0

I want to know the exact procedure involved in KNN classification. I understand the bigger picture but I miss the details to implement.

I have 3 pieces of data: Train, Validate and Test.

1) Suppose we have training points $x_1, x_2,\dots,x_N$ each in $\Bbb R^D$ where $D$ is number of features and the labels are $y_1,\dots,y_N$ each in $\Bbb R$ where $N$ is number of training points.

What does training involve? Do I need to pick nearest neighbors for each point $j\in\{1,\dots,N\}$ and relabel the points based on majority vote?

2) What does validation involve?

Given a validation point $x\in\Bbb R^D$ with label $y$ what should I do?

3) Is testing same as validation?

Turbo
  • 6,221
  • Train phase here requires to just remembers the distance matrix for those points and labels of points.
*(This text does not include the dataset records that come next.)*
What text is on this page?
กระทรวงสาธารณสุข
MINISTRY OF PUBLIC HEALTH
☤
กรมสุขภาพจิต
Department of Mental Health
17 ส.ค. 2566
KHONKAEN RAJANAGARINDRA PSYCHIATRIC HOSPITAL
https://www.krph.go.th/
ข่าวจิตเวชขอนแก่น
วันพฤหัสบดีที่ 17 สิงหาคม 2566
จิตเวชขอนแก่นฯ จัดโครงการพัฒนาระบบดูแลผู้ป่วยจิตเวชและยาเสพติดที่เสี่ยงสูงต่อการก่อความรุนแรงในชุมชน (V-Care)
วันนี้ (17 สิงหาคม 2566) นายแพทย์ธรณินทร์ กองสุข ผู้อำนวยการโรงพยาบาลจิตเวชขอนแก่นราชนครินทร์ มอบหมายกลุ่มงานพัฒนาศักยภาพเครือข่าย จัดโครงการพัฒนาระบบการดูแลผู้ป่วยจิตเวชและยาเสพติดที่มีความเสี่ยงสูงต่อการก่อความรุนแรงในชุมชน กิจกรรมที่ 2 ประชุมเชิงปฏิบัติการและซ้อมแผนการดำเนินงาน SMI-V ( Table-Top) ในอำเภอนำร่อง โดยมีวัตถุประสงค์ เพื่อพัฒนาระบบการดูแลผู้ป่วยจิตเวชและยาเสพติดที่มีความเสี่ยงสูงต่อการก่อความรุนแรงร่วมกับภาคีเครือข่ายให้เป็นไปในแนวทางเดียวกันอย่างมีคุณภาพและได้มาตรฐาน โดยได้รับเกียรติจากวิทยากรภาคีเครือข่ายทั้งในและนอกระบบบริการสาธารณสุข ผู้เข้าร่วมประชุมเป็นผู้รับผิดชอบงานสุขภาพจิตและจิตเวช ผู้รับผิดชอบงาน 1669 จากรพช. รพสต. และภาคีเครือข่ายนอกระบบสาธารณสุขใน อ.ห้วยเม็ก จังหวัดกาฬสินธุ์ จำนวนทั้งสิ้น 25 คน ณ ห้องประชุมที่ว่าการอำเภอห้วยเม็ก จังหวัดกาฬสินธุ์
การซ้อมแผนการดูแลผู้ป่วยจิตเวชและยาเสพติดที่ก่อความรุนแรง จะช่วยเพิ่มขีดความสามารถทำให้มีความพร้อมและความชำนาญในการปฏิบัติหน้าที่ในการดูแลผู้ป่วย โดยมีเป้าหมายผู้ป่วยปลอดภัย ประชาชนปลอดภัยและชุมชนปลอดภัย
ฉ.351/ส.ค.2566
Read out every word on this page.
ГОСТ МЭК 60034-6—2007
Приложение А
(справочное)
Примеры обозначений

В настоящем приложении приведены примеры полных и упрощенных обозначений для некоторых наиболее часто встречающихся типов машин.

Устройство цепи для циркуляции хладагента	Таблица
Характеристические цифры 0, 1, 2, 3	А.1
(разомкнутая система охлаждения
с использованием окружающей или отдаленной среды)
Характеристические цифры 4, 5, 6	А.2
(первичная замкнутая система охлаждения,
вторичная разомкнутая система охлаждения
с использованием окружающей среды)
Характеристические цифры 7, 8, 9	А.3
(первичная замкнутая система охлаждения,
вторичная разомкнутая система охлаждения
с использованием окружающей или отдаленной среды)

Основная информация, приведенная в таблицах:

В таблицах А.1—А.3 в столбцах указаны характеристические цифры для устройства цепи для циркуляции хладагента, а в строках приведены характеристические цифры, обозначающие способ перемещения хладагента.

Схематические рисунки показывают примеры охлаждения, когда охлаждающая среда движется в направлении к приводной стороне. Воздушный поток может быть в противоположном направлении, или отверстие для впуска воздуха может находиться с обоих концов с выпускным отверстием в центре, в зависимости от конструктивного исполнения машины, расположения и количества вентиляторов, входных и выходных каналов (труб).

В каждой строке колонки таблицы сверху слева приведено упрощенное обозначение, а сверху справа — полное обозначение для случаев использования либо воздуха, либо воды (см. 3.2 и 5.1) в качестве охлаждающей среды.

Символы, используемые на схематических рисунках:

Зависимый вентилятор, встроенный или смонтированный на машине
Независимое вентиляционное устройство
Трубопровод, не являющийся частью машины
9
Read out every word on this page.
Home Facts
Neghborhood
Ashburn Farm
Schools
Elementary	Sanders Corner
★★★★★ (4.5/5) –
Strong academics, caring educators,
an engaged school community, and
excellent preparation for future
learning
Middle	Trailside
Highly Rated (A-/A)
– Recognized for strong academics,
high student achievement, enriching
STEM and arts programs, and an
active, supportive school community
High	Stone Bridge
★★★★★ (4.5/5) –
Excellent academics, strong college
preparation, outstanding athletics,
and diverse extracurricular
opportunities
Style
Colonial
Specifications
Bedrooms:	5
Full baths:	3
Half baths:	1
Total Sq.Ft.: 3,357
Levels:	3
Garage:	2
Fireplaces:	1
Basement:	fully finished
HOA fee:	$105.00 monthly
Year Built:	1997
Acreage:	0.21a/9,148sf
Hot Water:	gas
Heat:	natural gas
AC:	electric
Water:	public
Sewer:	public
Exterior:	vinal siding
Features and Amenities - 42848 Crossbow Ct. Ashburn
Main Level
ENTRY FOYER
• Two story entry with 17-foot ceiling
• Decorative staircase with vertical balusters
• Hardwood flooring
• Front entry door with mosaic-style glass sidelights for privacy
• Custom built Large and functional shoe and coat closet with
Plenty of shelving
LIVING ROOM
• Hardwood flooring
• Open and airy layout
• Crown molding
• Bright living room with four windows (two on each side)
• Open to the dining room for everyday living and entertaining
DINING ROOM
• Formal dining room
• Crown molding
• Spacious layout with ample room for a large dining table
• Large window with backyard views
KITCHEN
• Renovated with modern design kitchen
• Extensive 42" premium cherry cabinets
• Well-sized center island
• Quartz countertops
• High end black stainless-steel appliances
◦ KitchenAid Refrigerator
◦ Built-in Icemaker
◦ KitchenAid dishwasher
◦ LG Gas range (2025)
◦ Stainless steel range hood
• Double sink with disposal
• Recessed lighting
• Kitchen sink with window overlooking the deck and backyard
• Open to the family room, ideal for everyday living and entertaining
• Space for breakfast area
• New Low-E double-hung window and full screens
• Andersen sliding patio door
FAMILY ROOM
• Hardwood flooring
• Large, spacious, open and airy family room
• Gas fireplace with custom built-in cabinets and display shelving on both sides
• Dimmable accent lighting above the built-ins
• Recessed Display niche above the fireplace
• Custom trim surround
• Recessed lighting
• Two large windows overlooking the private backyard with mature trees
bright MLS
So the distance matrix will be N x N size. Validation/prediction here means that you take some point $x$ and make prediction for it, based on the distance matrix learned above, to be move precise, you take a point $x$, take it's k neighbours (you know them from distance matrix) and make prediction for this point based on these neighbours' labels: mean label in case of regression task, mode of labels in case of classification – Joitandr Jul 23 '20 at 06:17

1 Answers1

0

I think the points from $R^D$ that are not $x_1, x_2,\dots,x_N$ should be classified, you should not relabel $x_1, x_2,\dots,x_N$ .
For validation you need points from $R^D$ with valid labels ( the same $x_1, x_2,\dots,x_N$ have).

VK69UK
  • 1